Pan-African service provider MTN Group has announced some key leadership changes among its operating companies and at its digital infrastructure business, most notably at MTN Group's wholesale fibre optic subsidiary Bayobab.
Mitwa Ng’ambi, CEO of MTN Cameroon since September 2022, will move to the same position at MTN Côte d’Ivoire, effective 1 March 2025, as Djibril Ouattara takes early retirement. Wanda Matandela, chief commercial operations officer at MTN South Africa, has been appointed as the new CEO for MTN Cameroon, effective 1 March 2025.
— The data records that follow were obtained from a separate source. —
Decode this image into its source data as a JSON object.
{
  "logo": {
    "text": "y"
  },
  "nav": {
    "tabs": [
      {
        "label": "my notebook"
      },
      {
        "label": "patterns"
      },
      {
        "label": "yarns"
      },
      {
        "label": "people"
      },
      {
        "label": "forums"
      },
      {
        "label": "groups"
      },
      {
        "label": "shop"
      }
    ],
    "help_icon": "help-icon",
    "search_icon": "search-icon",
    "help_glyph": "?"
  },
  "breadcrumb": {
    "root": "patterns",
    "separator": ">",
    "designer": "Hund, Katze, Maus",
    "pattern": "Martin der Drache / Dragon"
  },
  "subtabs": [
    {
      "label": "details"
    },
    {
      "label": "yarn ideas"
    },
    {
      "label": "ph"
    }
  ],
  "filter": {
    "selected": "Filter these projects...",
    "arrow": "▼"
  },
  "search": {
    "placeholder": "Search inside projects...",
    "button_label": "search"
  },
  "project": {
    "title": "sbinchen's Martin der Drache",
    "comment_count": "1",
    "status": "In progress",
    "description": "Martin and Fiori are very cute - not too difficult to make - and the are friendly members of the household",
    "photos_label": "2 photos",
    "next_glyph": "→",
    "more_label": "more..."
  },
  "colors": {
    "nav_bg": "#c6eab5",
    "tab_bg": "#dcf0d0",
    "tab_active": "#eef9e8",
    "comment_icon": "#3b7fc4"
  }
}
Most significant perhaps is the announcement that, effective 1 January 2025, Mazen Mroue, MTN group chief technology and information officer (GCTIO), will assume additional responsibilities as CEO of Digital Infrastructure (Infraco). This dual role will incorporate the mobility and fibre businesses of Bayobab, along with executing MTN’s data centre strategy as the MTN Group positions itself for growth and profitability in the development of AI across Africa.
Since joining MTN in 1998, Mazen has held various senior positions within the Group’s regional operations in Africa and the Middle East and served as a board member of various companies within the MTN Group.
What this means is that Frédéric Schepens, current CEO of Bayobab, will be leaving the group effective immediately. This is described by news resource ITWeb Africa as “a surprise move” – and indeed this departure has been the main headline for a number of African news outlets reporting these changes.
ITWeb Africa mentions a number of setbacks this year – and certainly the conflict in Sudan the depreciation of the naira, and disruptions caused by multiple subsea cable cuts have been challenging. However, another news source, TechFinancials, reporting on Bayobab’s financial results in August, said: “In this challenging environment, Bayobab achieved a resilient financial performance”, and added that in the first half of the year it had secured a number of new fixed connectivity infrastructure deals
MTN Group, however, simply notes that the changes are “aimed at addressing succession, operational execution, and advancing the Ambition 2025 strategy”.